Cemal Süreya, whose real name was Cemalettin Seber, was born in Pülümür, Erzincan (now in Tunceli Province) in 1931. His exact birthday is unknown. He was born into a Zaza Kurd Alevi-faith family that migrated from Pülümür to Erzincan. His Kurdish father, Hüseyin Seber, was born in Erzincan in 1905 and worked in the transportation business. His mother, Güllü Hanım, known as "Gülbeyaz", was born in Karatuş in 1915 into a Zaza family. His father died in a traffic accident in 1957 and his mother died at the age of twenty-three due to bleeding following a miscarriage.

In 1938, at age seven, Cemal Süreya and his family were among 181 families forcibly deported from Dersim (Tunceli) to Bilecik. He later described the experience in his poem '1938 Sürgün Şiiri'.

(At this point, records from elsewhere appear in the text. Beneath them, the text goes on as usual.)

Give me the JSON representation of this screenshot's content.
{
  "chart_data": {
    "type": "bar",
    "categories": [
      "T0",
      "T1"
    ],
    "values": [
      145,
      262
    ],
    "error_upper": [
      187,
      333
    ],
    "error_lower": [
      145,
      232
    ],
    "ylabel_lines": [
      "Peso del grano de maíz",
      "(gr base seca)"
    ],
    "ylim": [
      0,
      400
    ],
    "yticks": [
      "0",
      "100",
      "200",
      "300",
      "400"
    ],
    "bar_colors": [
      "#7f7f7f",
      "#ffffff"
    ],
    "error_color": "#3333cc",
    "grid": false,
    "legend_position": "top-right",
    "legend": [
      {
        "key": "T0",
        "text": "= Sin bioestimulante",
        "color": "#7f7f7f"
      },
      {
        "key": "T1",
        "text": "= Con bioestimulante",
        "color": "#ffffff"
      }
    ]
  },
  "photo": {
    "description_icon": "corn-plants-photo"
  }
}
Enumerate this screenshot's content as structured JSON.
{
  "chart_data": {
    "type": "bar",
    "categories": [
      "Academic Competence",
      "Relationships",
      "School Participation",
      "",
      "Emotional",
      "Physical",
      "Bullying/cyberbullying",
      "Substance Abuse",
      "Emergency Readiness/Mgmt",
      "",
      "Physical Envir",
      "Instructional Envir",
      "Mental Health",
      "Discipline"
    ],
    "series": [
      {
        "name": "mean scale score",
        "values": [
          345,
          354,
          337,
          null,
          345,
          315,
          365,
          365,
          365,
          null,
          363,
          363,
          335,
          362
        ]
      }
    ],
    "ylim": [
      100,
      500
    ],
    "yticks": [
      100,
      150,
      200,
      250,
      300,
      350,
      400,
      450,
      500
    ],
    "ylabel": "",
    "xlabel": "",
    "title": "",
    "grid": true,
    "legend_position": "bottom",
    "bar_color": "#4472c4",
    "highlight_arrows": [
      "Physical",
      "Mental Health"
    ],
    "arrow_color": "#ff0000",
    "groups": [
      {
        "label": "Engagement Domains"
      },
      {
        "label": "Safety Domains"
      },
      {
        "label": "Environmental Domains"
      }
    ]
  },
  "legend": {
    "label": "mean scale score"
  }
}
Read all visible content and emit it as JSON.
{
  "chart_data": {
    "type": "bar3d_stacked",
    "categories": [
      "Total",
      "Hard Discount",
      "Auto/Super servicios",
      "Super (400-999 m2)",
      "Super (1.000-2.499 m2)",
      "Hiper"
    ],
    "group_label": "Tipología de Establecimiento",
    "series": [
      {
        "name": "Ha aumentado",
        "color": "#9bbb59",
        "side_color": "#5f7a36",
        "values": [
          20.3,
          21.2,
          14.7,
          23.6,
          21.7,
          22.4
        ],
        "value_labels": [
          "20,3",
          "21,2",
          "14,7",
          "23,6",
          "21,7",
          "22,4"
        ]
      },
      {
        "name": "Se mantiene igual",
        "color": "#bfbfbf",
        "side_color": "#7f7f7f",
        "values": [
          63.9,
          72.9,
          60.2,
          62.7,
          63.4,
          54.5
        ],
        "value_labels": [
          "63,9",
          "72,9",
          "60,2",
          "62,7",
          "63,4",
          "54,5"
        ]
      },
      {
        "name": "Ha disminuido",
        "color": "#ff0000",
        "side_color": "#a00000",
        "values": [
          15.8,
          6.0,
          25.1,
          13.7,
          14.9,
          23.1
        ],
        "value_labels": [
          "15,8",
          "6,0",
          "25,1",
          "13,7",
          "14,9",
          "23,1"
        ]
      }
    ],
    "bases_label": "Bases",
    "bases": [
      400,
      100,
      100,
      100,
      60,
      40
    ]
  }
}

He graduated from the Political Sciences Faculty of Ankara University. He was the founder and editor-in-chief of the Papirüs literary magazine. Cemal Süreya is a notable member of the Second New Generation of Turkish poetry, an abstract and postmodern movement created as a backlash against the popular and colloquial Garip movement. Love, mainly through its erotic character, is a recurrent theme of Süreya's works. Süreya's poems and articles were published in magazines such as Yeditepe, Yazko, Pazar Postası, Yeni Ulus, Oluşum, Türkiye Yazıları, Politika, Aydınlık, and Somut. He is known to have been a primary influence on the poetry of Sunay Akın. He lost a letter "y" from his pen name – originally Süreyya – due to losing a bet with Turkish poet Sezai Karakoç.

==Bibliography==

===Poetry===
- Üvercinka (1958)
- Göçebe (1965)
- Beni Öp Sonra Doğur Beni (1973)
- Sevda Sözleri (Terms of Endearment, 1984)
- Güz Bitiği (1988)
- Sıcak Nal (1988)
- Sevda Sözleri (1990)

===Articles===
- Şapkam Dolu Çiçekle (1976)
- Günübirlik (1982)
- Onüç Günün Mektupları (1990)
- 99 Yüz (1990)
- Günler (1991)
- Aydınlık Yazıları/Paçal (1992)
- Oluşum'da Cemal Süreya (1992)
- Folklor Şiire Düşman (1992)
- Papirüs'ten Başyazılar (1992)
- Uzat Saçlarını Frigya (1992)
- Aritmetik iyi Kuşlar Pekiyi (1993) – for children

===Translations===
- Kürtler: Sosyolojik ve Tarihi İnceleme by Basil Nikitin, translated into Turkish under the pseudonym C.S.